Frederic Weis, mancato successore di Ewing e vittima della “dunk of death”

Con l’era di Patrick Ewing che stava volgendo al termine, i Knicks avevano disperatamente bisogno di un successore. Frederic Weis non era affatto l’uomo giusto. Ma New York ha comunque sprecato la 15esima scelta del Draft 1999 per lui, facendosi ammaliare dal fatto che fosse un centrone europeo di oltre 2 metri e 15. Quella chiamata fece scalpore, perché Weis fu preferito a Ron Artest, nativo del Queens e fenomeno proveniente da St. John’s. Il francese non è mai apparso in una singola partita della lega americana: certo, quello del 1999 non fu un Draft indimenticabile per nomi e talento, ma comunque sono tanti i giocatori scelti dopo di lui che avrebbero potuto quantomeno avere un impatto. Andiamo a vederli velocemente:

  • N.16, Artest: c’è poco da dire, i Knicks probabilmente si stanno ancora mangiando le mani per non aver scelto all’epoca un giocatore in grado di avere un impatto importante in ogni franchigia in cui ha militato nel corso della sua carriera.
  • N.21, Jeff Foster: un lungo che ha giocato sempre e solo per i Pacers all’interno della NBA. Il classico role player, in grado di garantire solidi minuti alla sua squadra.
  • N.22, Kenny Thomas: prodotto di New Mexico, ha avuto un’ottima carriera tra Houston e Philadelphia, riuscendo a chiudere nel 2004 in doppia-doppia di media (13.6 punti e 10.1 rimbalzi). Gli ultimi tre anni a Sacramento non sono stati propriamente indimenticabili, ma ciò non cancella quanto di buono fatto nel corso della sua esperienza NBA.
  • N.23, Devean George: Ha giocato 11 stagioni nella lega, ha vinto tre anelli con i Lakers, svolgendo molto bene il ruolo di comprimario. I campionati si vincono anche con giocatori come George.
  • N.24, Andrei Kirilenko: altro grande rimpianto dei Knicks. Il russo è ancora in attività, essendo sotto contratto con i Nets. Nel corso della sua carriera ha dimostrato che, quando sta bene, è un giocatore in grado di spostare gli equilibri.
  • N.57, Manu Ginobili: in questo caso i Knicks hanno poco da rimproverarsi, perché tra Kirilenko e Ginobili passano oltre 30 scelte e nessuno si sarebbe mai aspettato che l’argentino di Bahia Blanca fosse un tale fenomeno anche a livello NBA. Buon per Popovich e gli Spurs…

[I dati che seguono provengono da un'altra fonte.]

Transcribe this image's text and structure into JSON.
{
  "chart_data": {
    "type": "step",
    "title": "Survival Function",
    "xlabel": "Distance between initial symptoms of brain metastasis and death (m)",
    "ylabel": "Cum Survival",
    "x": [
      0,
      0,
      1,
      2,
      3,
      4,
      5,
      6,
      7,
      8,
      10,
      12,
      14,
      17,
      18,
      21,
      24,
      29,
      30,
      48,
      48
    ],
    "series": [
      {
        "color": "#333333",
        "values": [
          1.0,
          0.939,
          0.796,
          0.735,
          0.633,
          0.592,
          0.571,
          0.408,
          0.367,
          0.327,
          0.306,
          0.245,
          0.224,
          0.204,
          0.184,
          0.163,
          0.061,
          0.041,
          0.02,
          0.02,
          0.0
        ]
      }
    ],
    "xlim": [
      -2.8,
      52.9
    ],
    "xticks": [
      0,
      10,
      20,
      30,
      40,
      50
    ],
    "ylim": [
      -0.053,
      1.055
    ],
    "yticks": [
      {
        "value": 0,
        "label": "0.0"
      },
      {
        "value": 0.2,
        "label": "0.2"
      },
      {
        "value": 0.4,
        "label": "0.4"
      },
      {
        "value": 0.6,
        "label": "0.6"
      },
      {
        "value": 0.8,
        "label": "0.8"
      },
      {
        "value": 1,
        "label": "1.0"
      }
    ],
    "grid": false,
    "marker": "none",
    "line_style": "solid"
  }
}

In definitiva, l’unico motivo per il quale ci ricordiamo di Weis è “la schiacciata della morte”. In occasione delle Olimpiadi del 2000, il centrone francese è diventato celebre nel modo in cui non avrebbe mai voluto: ha subito da Vince Carter quella che è considerata una delle più grandi schiacciate nella storia di questo sport. Nel 2011 l’ex scelta dei Knicks ha deciso di dire basta con la pallacanestro, dopo non essere riuscito a sfondare nemmeno in Europa ed aver concluso la stagione in Francia con appena 1.6 punti e 2.7 rimbalzi di media. A sua discolpa c’è da dire che le ginocchia non lo hanno mai aiutato nel corso della sua carriera, ma ciò non toglie che l’allora general manager di NY, Scott Layden, combinò un vero e proprio disastro nel Draft.